Tenho tentado transpor algumas das coloridas lições da aquarela para esse momento gris. Assim, busco não prever o que o destino reserva para o restante desse ano ou mesmo para o próximo. A propósito, talvez nem mesmo o porvir esteja com seus planos definidos, à espera, quem sabe, de que a misericórdia lhe faça visita.
Muitas vezes, quando olho para alguma referência que usarei, como foto ou outro desenho, penso na paleta de cores e, de acordo com meu humor ou inspiração, os matizes variam. E quantas foram as variações tonais desse ano! Se a humanidade pensasse em cores, teríamos refletido quase todas as cores existentes.
Na história recente do mundo poucos anos ou talvez nenhum tenha sido tão inesperado e sem controle, em termos mundiais, como 2020. Assim como na aquarela, ninguém ainda sabe como o curso dessas águas irá se comportar. No Brasil ao menos, há quase seis meses em quarentena, em isolamento social que aos poucos se dissolve – e não sei se corretamente – tudo ainda é incerto e experimental.
Aqui o problema é que as pinceladas não se dão todas com o mesmo propósito e muitas tintas são usadas no desejo de ocultar intenções não honestas. Como na aquarela, por sorte, a água marca como quer e, no fim das contas, o desenho se mostra como deve. Acredito que essa seja sempre a esperança.
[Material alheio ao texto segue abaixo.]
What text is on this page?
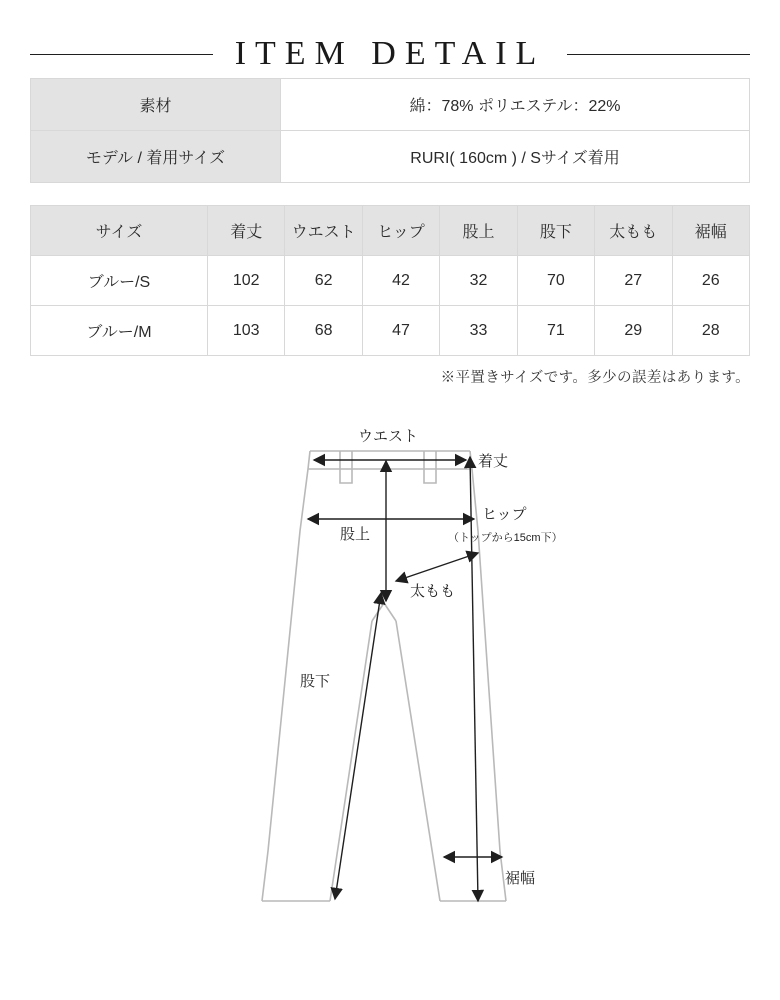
ITEM DETAIL
素材	綿：78% ポリエステル：22%
モデル / 着用サイズ	RURI( 160cm ) / Sサイズ着用
サイズ	着丈	ウエスト	ヒップ	股上	股下	太もも	裾幅
ブルー/S	102	62	42	32	70	27	26
ブルー/M	103	68	47	33	71	29	28
※平置きサイズです。多少の誤差はあります。
ウエスト
着丈
ヒップ
（トップから15cm下）
股上
太もも
股下
裾幅
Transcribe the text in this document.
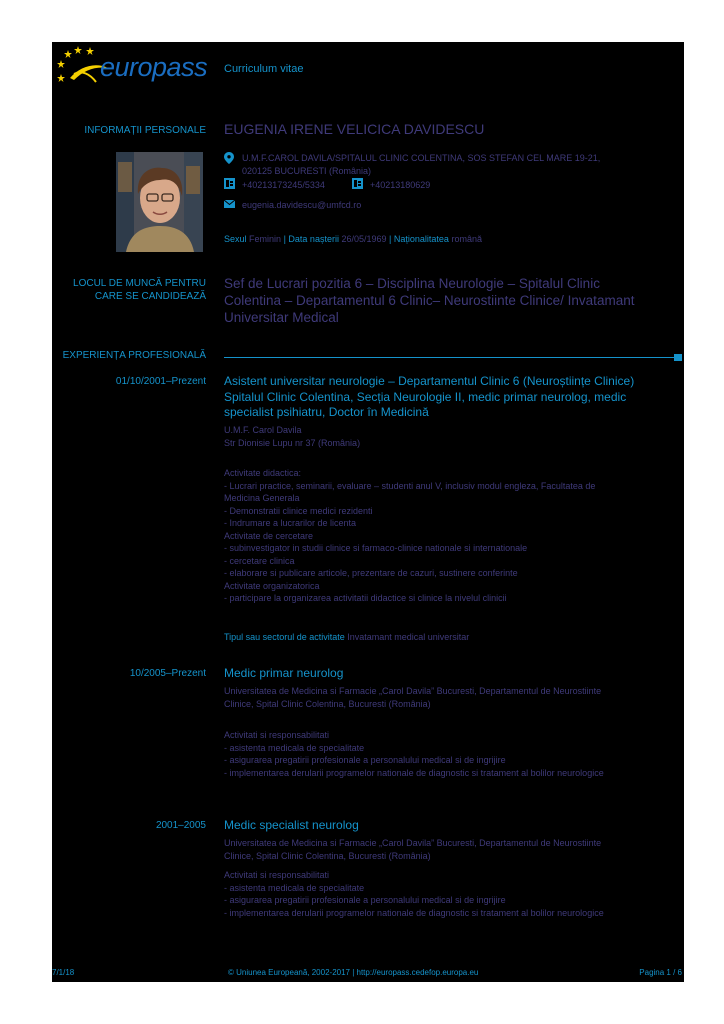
europass Curriculum vitae
INFORMAȚII PERSONALE EUGENIA IRENE VELICICA DAVIDESCU
U.M.F.CAROL DAVILA/SPITALUL CLINIC COLENTINA, SOS STEFAN CEL MARE 19-21,
020125 BUCURESTI (România)
+40213173245/5334	+40213180629
eugenia.davidescu@umfcd.ro
Sexul Feminin | Data nașterii 26/05/1969 | Naționalitatea română
LOCUL DE MUNCĂ PENTRU
CARE SE CANDIDEAZĂ
Sef de Lucrari pozitia 6 – Disciplina Neurologie – Spitalul Clinic
Colentina – Departamentul 6 Clinic– Neurostiinte Clinice/ Invatamant
Universitar Medical
EXPERIENȚA PROFESIONALĂ
01/10/2001–Prezent Asistent universitar neurologie – Departamentul Clinic 6 (Neuroștiințe Clinice)
Spitalul Clinic Colentina, Secția Neurologie II, medic primar neurolog, medic
specialist psihiatru, Doctor în Medicină
U.M.F. Carol Davila
Str Dionisie Lupu nr 37 (România)
Activitate didactica:
- Lucrari practice, seminarii, evaluare – studenti anul V, inclusiv modul engleza, Facultatea de
Medicina Generala
- Demonstratii clinice medici rezidenti
- Indrumare a lucrarilor de licenta
Activitate de cercetare
- subinvestigator in studii clinice si farmaco-clinice nationale si internationale
- cercetare clinica
- elaborare si publicare articole, prezentare de cazuri, sustinere conferinte
Activitate organizatorica
- participare la organizarea activitatii didactice si clinice la nivelul clinicii
Tipul sau sectorul de activitate Invatamant medical universitar
10/2005–Prezent Medic primar neurolog
Universitatea de Medicina si Farmacie „Carol Davila” Bucuresti, Departamentul de Neurostiinte
Clinice, Spital Clinic Colentina, Bucuresti (România)
Activitati si responsabilitati
- asistenta medicala de specialitate
- asigurarea pregatirii profesionale a personalului medical si de ingrijire
- implementarea derularii programelor nationale de diagnostic si tratament al bolilor neurologice
2001–2005 Medic specialist neurolog
Universitatea de Medicina si Farmacie „Carol Davila” Bucuresti, Departamentul de Neurostiinte
Clinice, Spital Clinic Colentina, Bucuresti (România)
Activitati si responsabilitati
- asistenta medicala de specialitate
- asigurarea pregatirii profesionale a personalului medical si de ingrijire
- implementarea derularii programelor nationale de diagnostic si tratament al bolilor neurologice
7/1/18	© Uniunea Europeană, 2002-2017 | http://europass.cedefop.europa.eu	Pagina 1 / 6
Na aquarela, usamos água para suavizar as cores e as misturamos entre si para que outras surjam. Bem assim temos feito com nossos sentimentos em 2020. Aprendi, contudo, que não adianta nos anteciparmos, já que o resultado será aquele que deve ser. Tenhamos confiança de que, em algum lugar, há um Pintor esparramando as melhores cores para cada um de nós, livrando-nos do fado das certezas previstas.